CATALIST-LISTED Synagie Corporation is partnering leading computer manufacturers to, among other things, bundle its accidental damage protection solutions and third-party administration services in major government tenders for the supply of laptops and tablets, it said late on Thursday in response to Singapore Exchange (SGX) queries.

It is also in advanced discussions with a leading computer manufacturer to offer laptops on a “device-as-a-service” basis to small and medium-sized enterprises in Singapore, and exploring partnerships with consumer electronics and mobile phone chain stores to further expand distribution channels for its mobile phone screen protection insurance products.

Furthermore, the company is in discussions with various parties in the wearable technology and computer accessories sectors to offer its extended warranty solutions and third-party administration services, it said.

Synagie was responding to queries from the SGX on Tuesday around the proposed sale of its e-commerce business, which Synagie had said would allow it to focus on its insurtech business.

Under the proposed sale, Synagie will dispose of its entire e-commerce, e-commerce enabler and logistics business for about S$61.7 million to a consortium of investors, including its three founders and Alibaba Singapore, the company had said in August.

On Tuesday, SGX had asked Synagie to explain why its board is of the opinion that the net distributable amount (NDA) from the proposed sale should be distributed to shareholders instead of being invested to grow the insurtech business.

In response, Synagie said it foresees that any future expansion of the insurtech business is likely to be organic rather than through acquisitions, given market uncertainties in relation to Covid-19.

It added that there is no assurance that investing the NDA into the insurtech business will allow shareholders to see returns on investment in the near term, given the market risks and the time required to incubate and grow such new businesses.

Synagie said it can consider fundraising if future opportunities requiring substantial cash outlay arise.
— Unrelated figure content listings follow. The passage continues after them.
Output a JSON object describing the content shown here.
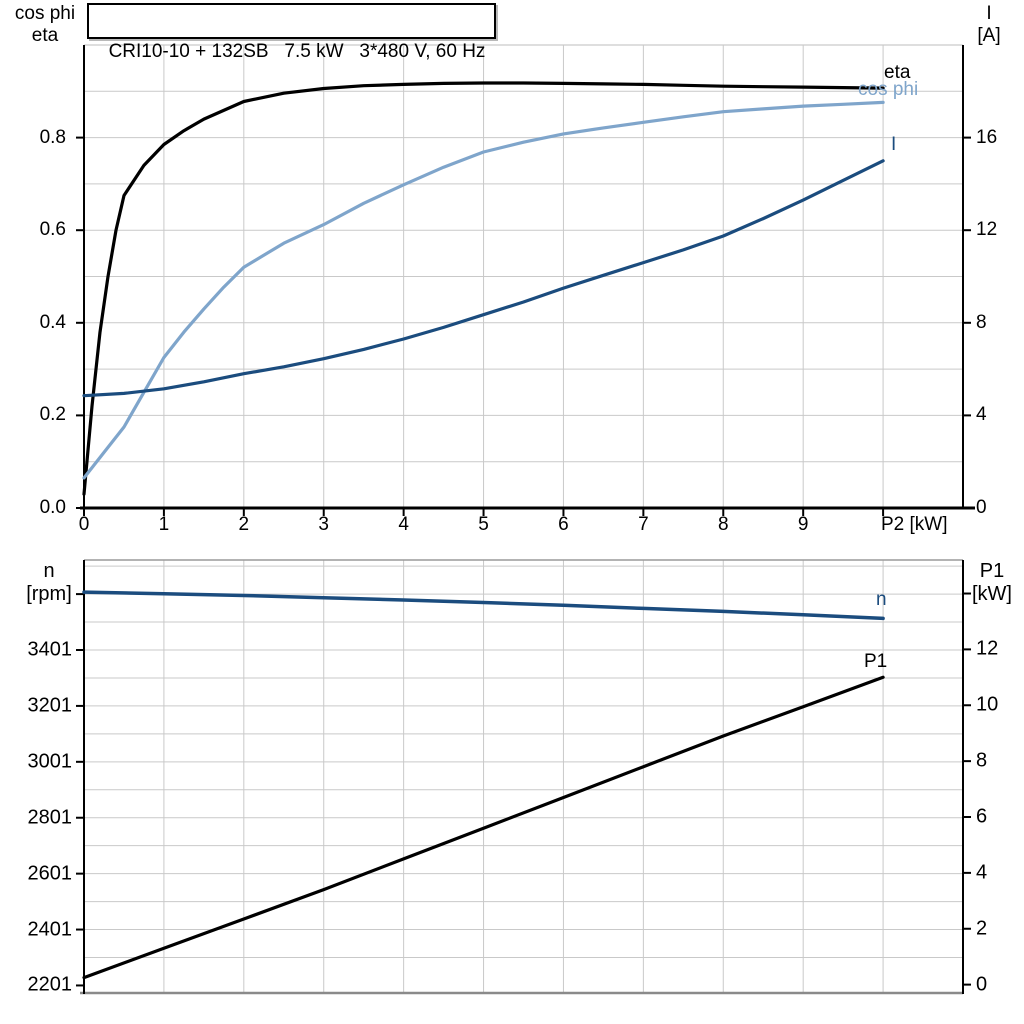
{
  "page": {
    "background": "#ffffff",
    "grid_color": "#c9c9c9",
    "frame_color": "#000000",
    "curve_dark_blue": "#1b4c7e",
    "curve_light_blue": "#7fa5cb",
    "curve_black": "#000000"
  },
  "title_box": {
    "text": "CRI10-10 + 132SB   7.5 kW   3*480 V, 60 Hz"
  },
  "chart_data": [
    {
      "id": "top",
      "type": "line",
      "title": "CRI10-10 + 132SB   7.5 kW   3*480 V, 60 Hz",
      "xlabel": "P2 [kW]",
      "ylabel_left": [
        "cos phi",
        "eta"
      ],
      "ylabel_right": [
        "I",
        "[A]"
      ],
      "xlim": [
        0,
        11
      ],
      "ylim_left": [
        0,
        1.0
      ],
      "ylim_right": [
        0,
        20
      ],
      "grid": true,
      "grid_color": "#c9c9c9",
      "xticks": [
        {
          "v": 0,
          "t": "0"
        },
        {
          "v": 1,
          "t": "1"
        },
        {
          "v": 2,
          "t": "2"
        },
        {
          "v": 3,
          "t": "3"
        },
        {
          "v": 4,
          "t": "4"
        },
        {
          "v": 5,
          "t": "5"
        },
        {
          "v": 6,
          "t": "6"
        },
        {
          "v": 7,
          "t": "7"
        },
        {
          "v": 8,
          "t": "8"
        },
        {
          "v": 9,
          "t": "9"
        }
      ],
      "grid_x": [
        1,
        2,
        3,
        4,
        5,
        6,
        7,
        8,
        9,
        10
      ],
      "yticks_left": [
        {
          "v": 0.0,
          "t": "0.0"
        },
        {
          "v": 0.2,
          "t": "0.2"
        },
        {
          "v": 0.4,
          "t": "0.4"
        },
        {
          "v": 0.6,
          "t": "0.6"
        },
        {
          "v": 0.8,
          "t": "0.8"
        }
      ],
      "yticks_right": [
        {
          "v": 0,
          "t": "0"
        },
        {
          "v": 4,
          "t": "4"
        },
        {
          "v": 8,
          "t": "8"
        },
        {
          "v": 12,
          "t": "12"
        },
        {
          "v": 16,
          "t": "16"
        }
      ],
      "grid_y_left_units": [
        0.1,
        0.2,
        0.3,
        0.4,
        0.5,
        0.6,
        0.7,
        0.8,
        0.9
      ],
      "series": [
        {
          "name": "eta",
          "axis": "left",
          "color": "#000000",
          "width": 3.2,
          "points": [
            [
              0,
              0.03
            ],
            [
              0.1,
              0.22
            ],
            [
              0.2,
              0.38
            ],
            [
              0.3,
              0.5
            ],
            [
              0.4,
              0.6
            ],
            [
              0.5,
              0.675
            ],
            [
              0.75,
              0.74
            ],
            [
              1,
              0.785
            ],
            [
              1.25,
              0.815
            ],
            [
              1.5,
              0.84
            ],
            [
              2,
              0.878
            ],
            [
              2.5,
              0.896
            ],
            [
              3,
              0.906
            ],
            [
              3.5,
              0.912
            ],
            [
              4,
              0.915
            ],
            [
              4.5,
              0.917
            ],
            [
              5,
              0.918
            ],
            [
              5.5,
              0.918
            ],
            [
              6,
              0.917
            ],
            [
              6.5,
              0.916
            ],
            [
              7,
              0.915
            ],
            [
              7.5,
              0.913
            ],
            [
              8,
              0.911
            ],
            [
              8.5,
              0.91
            ],
            [
              9,
              0.909
            ],
            [
              9.5,
              0.908
            ],
            [
              10,
              0.907
            ]
          ]
        },
        {
          "name": "cos phi",
          "axis": "left",
          "color": "#7fa5cb",
          "width": 3.2,
          "points": [
            [
              0,
              0.065
            ],
            [
              0.25,
              0.12
            ],
            [
              0.5,
              0.175
            ],
            [
              0.75,
              0.25
            ],
            [
              1,
              0.325
            ],
            [
              1.25,
              0.38
            ],
            [
              1.5,
              0.43
            ],
            [
              1.75,
              0.477
            ],
            [
              2,
              0.52
            ],
            [
              2.5,
              0.572
            ],
            [
              3,
              0.612
            ],
            [
              3.5,
              0.658
            ],
            [
              4,
              0.698
            ],
            [
              4.5,
              0.736
            ],
            [
              5,
              0.769
            ],
            [
              5.5,
              0.79
            ],
            [
              6,
              0.808
            ],
            [
              6.5,
              0.821
            ],
            [
              7,
              0.833
            ],
            [
              7.5,
              0.845
            ],
            [
              8,
              0.856
            ],
            [
              8.5,
              0.862
            ],
            [
              9,
              0.868
            ],
            [
              9.5,
              0.872
            ],
            [
              10,
              0.876
            ]
          ]
        },
        {
          "name": "I",
          "axis": "right",
          "color": "#1b4c7e",
          "width": 3.2,
          "points": [
            [
              0,
              4.85
            ],
            [
              0.5,
              4.95
            ],
            [
              1,
              5.15
            ],
            [
              1.5,
              5.45
            ],
            [
              2,
              5.8
            ],
            [
              2.5,
              6.1
            ],
            [
              3,
              6.45
            ],
            [
              3.5,
              6.85
            ],
            [
              4,
              7.3
            ],
            [
              4.5,
              7.8
            ],
            [
              5,
              8.35
            ],
            [
              5.5,
              8.9
            ],
            [
              6,
              9.5
            ],
            [
              6.5,
              10.05
            ],
            [
              7,
              10.6
            ],
            [
              7.5,
              11.15
            ],
            [
              8,
              11.75
            ],
            [
              8.5,
              12.5
            ],
            [
              9,
              13.3
            ],
            [
              9.5,
              14.15
            ],
            [
              10,
              15.0
            ]
          ]
        }
      ]
    },
    {
      "id": "bottom",
      "type": "line",
      "title": "",
      "xlabel": "",
      "ylabel_left": [
        "n",
        "[rpm]"
      ],
      "ylabel_right": [
        "P1",
        "[kW]"
      ],
      "xlim": [
        0,
        11
      ],
      "ylim_left": [
        2174,
        3723
      ],
      "ylim_right": [
        -0.3,
        15.2
      ],
      "grid": true,
      "grid_color": "#c9c9c9",
      "xticks": [],
      "grid_x": [
        1,
        2,
        3,
        4,
        5,
        6,
        7,
        8,
        9,
        10
      ],
      "yticks_left": [
        {
          "v": 2201,
          "t": "2201"
        },
        {
          "v": 2401,
          "t": "2401"
        },
        {
          "v": 2601,
          "t": "2601"
        },
        {
          "v": 2801,
          "t": "2801"
        },
        {
          "v": 3001,
          "t": "3001"
        },
        {
          "v": 3201,
          "t": "3201"
        },
        {
          "v": 3401,
          "t": "3401"
        },
        {
          "v": 3601,
          "t": ""
        }
      ],
      "yticks_right": [
        {
          "v": 0,
          "t": "0"
        },
        {
          "v": 2,
          "t": "2"
        },
        {
          "v": 4,
          "t": "4"
        },
        {
          "v": 6,
          "t": "6"
        },
        {
          "v": 8,
          "t": "8"
        },
        {
          "v": 10,
          "t": "10"
        },
        {
          "v": 12,
          "t": "12"
        },
        {
          "v": 14,
          "t": ""
        }
      ],
      "grid_y_left_units": [
        2301,
        2401,
        2501,
        2601,
        2701,
        2801,
        2901,
        3001,
        3101,
        3201,
        3301,
        3401,
        3501,
        3601,
        3701
      ],
      "series": [
        {
          "name": "n",
          "axis": "left",
          "color": "#1b4c7e",
          "width": 3.5,
          "points": [
            [
              0,
              3608
            ],
            [
              1,
              3602
            ],
            [
              2,
              3596
            ],
            [
              3,
              3588
            ],
            [
              4,
              3580
            ],
            [
              5,
              3571
            ],
            [
              6,
              3561
            ],
            [
              7,
              3550
            ],
            [
              8,
              3539
            ],
            [
              9,
              3527
            ],
            [
              10,
              3514
            ]
          ]
        },
        {
          "name": "P1",
          "axis": "right",
          "color": "#000000",
          "width": 3.2,
          "points": [
            [
              0,
              0.25
            ],
            [
              1,
              1.3
            ],
            [
              2,
              2.35
            ],
            [
              3,
              3.4
            ],
            [
              4,
              4.5
            ],
            [
              5,
              5.6
            ],
            [
              6,
              6.7
            ],
            [
              7,
              7.8
            ],
            [
              8,
              8.9
            ],
            [
              9,
              9.95
            ],
            [
              10,
              11.0
            ]
          ]
        }
      ]
    }
  ]
}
Acquisitions can also be undertaken by the company through the issuance of new shares to sellers, it added.

The company said a key rationale for its board approving the proposed sale was the opportunity for shareholders to immediately realise the value of their investments, particularly in the group’s e-commerce, e-commerce enabler and logistics business.

Save for the impact of non-recurring business-to-business (B2B) orders for Covid-19-related products, the group has been loss-making and has not paid any dividend since its initial public offering in August 2018, it added.

Synagie also clarified that it will retain about S$930,000 from the proposed sale consideration for working capital and tax-related expenses, which may be used to expand its insurtech business if necessary.

The company will also set aside S$1 million to satisfy claims which may arise under the sale and purchase agreement. If no such claims arise, the group may utilise the funds for the insurtech business, including to expand the business, it added.

SGX had also asked Synagie if its B2B orders for Covid-19-related products would be sold off as part of the proposed disposal. Synagie said the orders were in the ordinary course of the group’s e-commerce business segment and satisfied through Synagie SG, which will be transferred to the purchaser.

All non-recurring B2B orders had been fulfilled by the group before June 30, and there have been no new orders since then, it added.

Synagie shares were trading flat at 21.5 Singapore cents as at 10.57am on Friday.